O governo dividiu o Estado em 12 áreas econômicas e pretende implantar uma escola técnica em cada uma dessas regiões, gerando mão-de-obra para as empresas. Para Monteiro, não existe a necessidade de criação de novas vagas na graduação. "Acreditamos que há um grande contingente de pessoas formadas desempregadas. Talvez baste para esse grupo uma reciclagem ou uma migração de área."

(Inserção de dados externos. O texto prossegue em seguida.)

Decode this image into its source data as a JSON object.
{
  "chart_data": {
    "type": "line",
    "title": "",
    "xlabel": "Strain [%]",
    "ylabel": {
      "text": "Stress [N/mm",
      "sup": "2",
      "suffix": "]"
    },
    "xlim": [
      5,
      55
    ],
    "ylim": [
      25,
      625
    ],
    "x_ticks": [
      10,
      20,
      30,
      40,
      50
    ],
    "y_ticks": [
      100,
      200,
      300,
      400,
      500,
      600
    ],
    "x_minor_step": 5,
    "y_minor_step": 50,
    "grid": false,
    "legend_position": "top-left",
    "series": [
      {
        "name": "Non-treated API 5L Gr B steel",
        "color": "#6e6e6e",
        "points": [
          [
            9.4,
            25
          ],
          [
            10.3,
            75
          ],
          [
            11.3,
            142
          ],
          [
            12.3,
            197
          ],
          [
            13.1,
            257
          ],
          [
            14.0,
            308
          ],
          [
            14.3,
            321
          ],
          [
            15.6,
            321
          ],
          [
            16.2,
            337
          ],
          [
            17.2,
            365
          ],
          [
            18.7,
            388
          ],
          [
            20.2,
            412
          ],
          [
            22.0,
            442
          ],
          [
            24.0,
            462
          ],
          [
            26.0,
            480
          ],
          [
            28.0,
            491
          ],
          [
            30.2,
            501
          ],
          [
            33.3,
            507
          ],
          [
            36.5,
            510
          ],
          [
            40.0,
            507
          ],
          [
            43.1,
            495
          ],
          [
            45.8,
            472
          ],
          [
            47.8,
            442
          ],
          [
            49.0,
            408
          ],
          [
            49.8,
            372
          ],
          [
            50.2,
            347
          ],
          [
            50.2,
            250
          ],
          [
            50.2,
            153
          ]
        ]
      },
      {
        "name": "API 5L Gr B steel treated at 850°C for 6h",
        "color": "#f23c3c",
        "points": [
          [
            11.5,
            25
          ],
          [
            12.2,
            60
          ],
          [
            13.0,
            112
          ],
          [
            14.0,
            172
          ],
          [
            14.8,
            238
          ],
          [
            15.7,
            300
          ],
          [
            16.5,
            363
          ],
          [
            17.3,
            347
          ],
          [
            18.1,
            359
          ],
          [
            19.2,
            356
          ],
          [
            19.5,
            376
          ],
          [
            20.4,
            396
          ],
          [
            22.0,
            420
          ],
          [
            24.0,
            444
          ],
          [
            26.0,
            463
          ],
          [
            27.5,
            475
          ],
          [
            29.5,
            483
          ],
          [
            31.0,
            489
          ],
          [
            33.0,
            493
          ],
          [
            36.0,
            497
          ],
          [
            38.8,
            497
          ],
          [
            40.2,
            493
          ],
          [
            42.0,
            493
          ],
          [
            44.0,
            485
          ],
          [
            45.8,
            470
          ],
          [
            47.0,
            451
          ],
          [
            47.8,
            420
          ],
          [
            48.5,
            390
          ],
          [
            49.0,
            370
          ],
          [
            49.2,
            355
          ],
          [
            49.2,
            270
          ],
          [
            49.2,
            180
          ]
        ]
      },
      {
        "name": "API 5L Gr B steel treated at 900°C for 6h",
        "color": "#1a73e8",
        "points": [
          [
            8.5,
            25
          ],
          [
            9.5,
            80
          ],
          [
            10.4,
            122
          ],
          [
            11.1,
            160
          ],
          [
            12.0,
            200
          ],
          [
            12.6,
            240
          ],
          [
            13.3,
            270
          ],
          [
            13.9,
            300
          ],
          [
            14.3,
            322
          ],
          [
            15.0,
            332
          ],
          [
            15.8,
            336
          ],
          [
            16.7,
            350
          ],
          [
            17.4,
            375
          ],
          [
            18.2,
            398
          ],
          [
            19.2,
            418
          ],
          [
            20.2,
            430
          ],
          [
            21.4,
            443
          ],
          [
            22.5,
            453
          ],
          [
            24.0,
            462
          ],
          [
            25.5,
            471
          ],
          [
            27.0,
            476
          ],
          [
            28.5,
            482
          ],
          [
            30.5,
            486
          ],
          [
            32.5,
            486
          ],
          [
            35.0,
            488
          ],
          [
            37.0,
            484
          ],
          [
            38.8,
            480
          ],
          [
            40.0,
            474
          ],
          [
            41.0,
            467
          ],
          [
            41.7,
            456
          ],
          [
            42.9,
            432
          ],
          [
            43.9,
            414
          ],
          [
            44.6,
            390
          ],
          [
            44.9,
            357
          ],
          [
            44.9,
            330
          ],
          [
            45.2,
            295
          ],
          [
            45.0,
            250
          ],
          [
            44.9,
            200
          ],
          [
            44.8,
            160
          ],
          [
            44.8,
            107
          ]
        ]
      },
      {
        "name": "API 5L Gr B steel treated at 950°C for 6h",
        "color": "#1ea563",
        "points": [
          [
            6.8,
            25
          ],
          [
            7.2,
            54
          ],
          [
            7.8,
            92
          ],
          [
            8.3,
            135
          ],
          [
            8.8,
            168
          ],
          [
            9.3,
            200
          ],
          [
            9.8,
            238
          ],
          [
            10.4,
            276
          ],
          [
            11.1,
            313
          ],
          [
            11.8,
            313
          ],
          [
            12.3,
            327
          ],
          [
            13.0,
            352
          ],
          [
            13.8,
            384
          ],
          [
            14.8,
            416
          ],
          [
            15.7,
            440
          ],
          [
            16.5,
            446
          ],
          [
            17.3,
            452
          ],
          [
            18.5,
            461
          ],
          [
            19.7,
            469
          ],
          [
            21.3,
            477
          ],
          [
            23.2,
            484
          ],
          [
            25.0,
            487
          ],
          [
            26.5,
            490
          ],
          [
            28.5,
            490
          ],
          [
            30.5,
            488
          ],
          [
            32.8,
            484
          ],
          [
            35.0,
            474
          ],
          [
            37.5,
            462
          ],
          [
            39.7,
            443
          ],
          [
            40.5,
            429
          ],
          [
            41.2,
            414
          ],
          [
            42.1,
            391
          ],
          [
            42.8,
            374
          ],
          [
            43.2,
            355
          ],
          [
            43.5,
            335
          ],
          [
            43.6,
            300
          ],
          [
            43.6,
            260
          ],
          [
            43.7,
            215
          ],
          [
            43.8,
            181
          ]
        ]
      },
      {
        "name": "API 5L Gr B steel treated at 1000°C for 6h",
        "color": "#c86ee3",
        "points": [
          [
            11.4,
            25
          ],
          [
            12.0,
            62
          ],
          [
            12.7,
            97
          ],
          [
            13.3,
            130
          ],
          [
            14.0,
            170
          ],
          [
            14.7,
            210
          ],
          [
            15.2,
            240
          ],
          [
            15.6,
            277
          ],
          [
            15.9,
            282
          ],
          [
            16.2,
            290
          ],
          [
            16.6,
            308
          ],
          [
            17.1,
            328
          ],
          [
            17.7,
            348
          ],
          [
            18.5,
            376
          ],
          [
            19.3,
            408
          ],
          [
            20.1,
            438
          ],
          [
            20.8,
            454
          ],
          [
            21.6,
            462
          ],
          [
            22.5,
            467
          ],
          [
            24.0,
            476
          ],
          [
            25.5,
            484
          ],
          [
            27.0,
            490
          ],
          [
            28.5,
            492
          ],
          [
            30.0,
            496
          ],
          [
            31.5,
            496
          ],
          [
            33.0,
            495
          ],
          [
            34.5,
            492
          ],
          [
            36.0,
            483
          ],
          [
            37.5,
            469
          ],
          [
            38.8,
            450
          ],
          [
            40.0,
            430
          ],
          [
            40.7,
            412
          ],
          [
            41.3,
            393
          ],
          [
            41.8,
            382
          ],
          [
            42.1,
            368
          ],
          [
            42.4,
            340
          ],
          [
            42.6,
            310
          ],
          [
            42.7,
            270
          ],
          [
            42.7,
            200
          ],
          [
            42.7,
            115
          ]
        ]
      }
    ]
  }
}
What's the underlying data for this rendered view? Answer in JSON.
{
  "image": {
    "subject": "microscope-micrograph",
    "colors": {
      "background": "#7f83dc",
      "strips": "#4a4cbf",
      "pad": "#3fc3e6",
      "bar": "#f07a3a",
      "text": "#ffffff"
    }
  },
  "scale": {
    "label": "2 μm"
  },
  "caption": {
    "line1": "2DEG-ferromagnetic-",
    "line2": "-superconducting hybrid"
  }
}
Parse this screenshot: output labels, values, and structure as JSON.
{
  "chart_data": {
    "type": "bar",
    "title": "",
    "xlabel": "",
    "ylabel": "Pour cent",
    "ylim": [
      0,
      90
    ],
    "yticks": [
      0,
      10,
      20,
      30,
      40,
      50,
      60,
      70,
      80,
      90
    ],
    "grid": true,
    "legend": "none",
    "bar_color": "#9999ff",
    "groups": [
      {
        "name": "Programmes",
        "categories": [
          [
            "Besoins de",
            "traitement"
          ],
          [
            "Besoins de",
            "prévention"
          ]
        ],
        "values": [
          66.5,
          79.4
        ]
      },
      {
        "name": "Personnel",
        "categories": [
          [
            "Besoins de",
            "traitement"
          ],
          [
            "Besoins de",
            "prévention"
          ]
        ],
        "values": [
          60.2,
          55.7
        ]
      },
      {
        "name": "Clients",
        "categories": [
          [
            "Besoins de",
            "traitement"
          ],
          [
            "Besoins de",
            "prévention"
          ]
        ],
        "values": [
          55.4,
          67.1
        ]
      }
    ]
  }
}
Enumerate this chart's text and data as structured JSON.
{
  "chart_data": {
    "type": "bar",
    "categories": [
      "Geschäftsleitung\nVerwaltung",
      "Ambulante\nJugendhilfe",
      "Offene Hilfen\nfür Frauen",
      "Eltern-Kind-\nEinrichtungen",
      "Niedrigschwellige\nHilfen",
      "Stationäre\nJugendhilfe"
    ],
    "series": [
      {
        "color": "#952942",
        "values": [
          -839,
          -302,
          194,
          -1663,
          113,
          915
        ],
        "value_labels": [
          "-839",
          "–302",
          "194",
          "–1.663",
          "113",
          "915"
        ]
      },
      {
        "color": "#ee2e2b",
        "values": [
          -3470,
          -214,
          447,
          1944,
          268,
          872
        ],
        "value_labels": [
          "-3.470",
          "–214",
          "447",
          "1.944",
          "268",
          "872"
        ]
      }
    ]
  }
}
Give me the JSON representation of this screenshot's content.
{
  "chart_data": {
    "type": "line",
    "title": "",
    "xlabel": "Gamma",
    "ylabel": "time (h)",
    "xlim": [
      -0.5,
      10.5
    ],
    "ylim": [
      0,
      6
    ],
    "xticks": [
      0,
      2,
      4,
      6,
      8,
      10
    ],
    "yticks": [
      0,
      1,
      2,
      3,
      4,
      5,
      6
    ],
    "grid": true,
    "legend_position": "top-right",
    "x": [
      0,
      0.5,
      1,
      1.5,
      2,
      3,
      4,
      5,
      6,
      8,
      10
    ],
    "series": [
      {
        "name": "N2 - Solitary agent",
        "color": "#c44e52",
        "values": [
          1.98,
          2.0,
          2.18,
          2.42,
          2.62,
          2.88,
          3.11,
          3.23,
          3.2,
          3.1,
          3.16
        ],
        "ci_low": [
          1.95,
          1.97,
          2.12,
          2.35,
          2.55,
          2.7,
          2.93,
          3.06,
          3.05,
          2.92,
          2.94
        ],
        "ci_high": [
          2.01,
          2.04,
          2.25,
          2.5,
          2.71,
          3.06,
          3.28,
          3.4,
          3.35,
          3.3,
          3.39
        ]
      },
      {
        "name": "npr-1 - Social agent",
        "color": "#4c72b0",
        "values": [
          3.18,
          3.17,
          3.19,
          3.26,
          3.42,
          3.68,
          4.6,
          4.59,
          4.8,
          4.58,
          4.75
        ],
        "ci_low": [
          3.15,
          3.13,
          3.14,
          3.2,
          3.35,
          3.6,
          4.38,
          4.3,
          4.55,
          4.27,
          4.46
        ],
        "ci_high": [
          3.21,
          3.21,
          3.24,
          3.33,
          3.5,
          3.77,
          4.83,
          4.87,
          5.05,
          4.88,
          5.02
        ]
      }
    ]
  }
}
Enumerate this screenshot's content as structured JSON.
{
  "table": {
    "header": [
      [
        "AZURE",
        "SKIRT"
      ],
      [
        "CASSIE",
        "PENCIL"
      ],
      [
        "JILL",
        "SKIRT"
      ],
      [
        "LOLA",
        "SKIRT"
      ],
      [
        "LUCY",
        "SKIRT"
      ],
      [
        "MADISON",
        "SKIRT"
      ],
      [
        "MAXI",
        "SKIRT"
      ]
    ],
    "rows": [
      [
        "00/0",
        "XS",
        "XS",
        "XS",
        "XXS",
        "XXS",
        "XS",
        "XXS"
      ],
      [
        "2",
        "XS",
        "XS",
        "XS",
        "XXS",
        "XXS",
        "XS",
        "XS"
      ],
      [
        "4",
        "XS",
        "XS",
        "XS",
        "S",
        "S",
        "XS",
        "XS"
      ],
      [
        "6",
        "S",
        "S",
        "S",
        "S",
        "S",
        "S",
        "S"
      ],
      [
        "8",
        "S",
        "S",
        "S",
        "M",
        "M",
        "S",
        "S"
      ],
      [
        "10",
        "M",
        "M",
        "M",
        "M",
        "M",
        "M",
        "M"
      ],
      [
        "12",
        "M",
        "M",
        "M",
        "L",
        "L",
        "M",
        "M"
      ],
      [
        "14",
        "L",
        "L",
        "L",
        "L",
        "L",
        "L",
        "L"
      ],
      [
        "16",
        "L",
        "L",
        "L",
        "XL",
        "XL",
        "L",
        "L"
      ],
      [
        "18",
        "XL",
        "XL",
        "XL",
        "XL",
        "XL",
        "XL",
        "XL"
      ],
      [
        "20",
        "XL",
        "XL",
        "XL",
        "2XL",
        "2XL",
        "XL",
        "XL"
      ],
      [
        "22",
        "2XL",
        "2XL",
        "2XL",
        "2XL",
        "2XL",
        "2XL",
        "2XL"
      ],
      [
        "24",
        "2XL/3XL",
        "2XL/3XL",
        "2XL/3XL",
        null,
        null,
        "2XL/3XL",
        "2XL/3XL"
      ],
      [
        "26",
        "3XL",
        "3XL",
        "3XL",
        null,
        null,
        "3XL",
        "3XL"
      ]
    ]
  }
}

Em um levantamento feito com três das principais empresas de contratação de profissionais em Pernambuco, o Valor detectou que a única especialidade de graduado que falta no Estado é a de engenharia eletrônica ou elétrica. Com um pólo de tecnologia instalado no Recife, a região tem demandado mais engenheiros do que vem sendo capaz de formar. "Temos ido buscar essas pessoas em outros Estados, principalmente na Paraíba, que tem bons cursos", diz Thereza, da Fator Humano.